The 1982 players had made a commercial for El Corte Inglés, the chain department store, wearing stylish suits on the field as they performed volleys and headers and bicycle kicks. Making commercials was much more fun than digging in against grittier squads.
Spain had to beat England by at least two goals to be assured of advancing, but in the long summer evening, neither team could score, which sent West Germany through to the semifinals. Barcelona remained silent, as if in mourning. I was getting my first taste of the angst of any host team. La Selección was twenty-eight years away from fulfillment.
* * *
We were in the first primitive decade of computers; almost all the reporters at this World Cup were still tap-tap-tapping their stories on portable typewriters. The Times had sent me to Spain with a rudimentary TeleRam Portabubble computer in a thick square case that made me look as if I was carrying a bowling ball. One night the electrician in the press box cut off the power and blew out my computer; I had to find a pioneer computer store in Barcelona to buy new fuses.

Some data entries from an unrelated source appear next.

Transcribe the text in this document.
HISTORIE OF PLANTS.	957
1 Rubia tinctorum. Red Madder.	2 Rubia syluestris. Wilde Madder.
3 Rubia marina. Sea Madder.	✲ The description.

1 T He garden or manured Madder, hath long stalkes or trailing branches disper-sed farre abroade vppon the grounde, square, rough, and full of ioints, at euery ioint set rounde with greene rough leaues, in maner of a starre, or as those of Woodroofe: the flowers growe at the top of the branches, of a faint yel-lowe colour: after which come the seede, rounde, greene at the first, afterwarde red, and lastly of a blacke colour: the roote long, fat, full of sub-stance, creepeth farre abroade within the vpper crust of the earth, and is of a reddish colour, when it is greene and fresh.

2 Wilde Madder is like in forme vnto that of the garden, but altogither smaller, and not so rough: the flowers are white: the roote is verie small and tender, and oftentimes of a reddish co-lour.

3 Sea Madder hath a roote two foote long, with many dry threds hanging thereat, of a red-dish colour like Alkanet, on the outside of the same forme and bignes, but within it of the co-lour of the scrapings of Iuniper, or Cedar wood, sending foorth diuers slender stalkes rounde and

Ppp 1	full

These were dangerous times. Dave Kindred of the Washington Post and Hubert Mizell of the St. Petersburg Times did not have the right plugs for the outlets at their hotel, but the electrician rigged up a connection between a live wire in their computers and a live wire in the air-conditioning unit. One wayward drip of condensation could have electrocuted either of them, but they lived to tell the tale.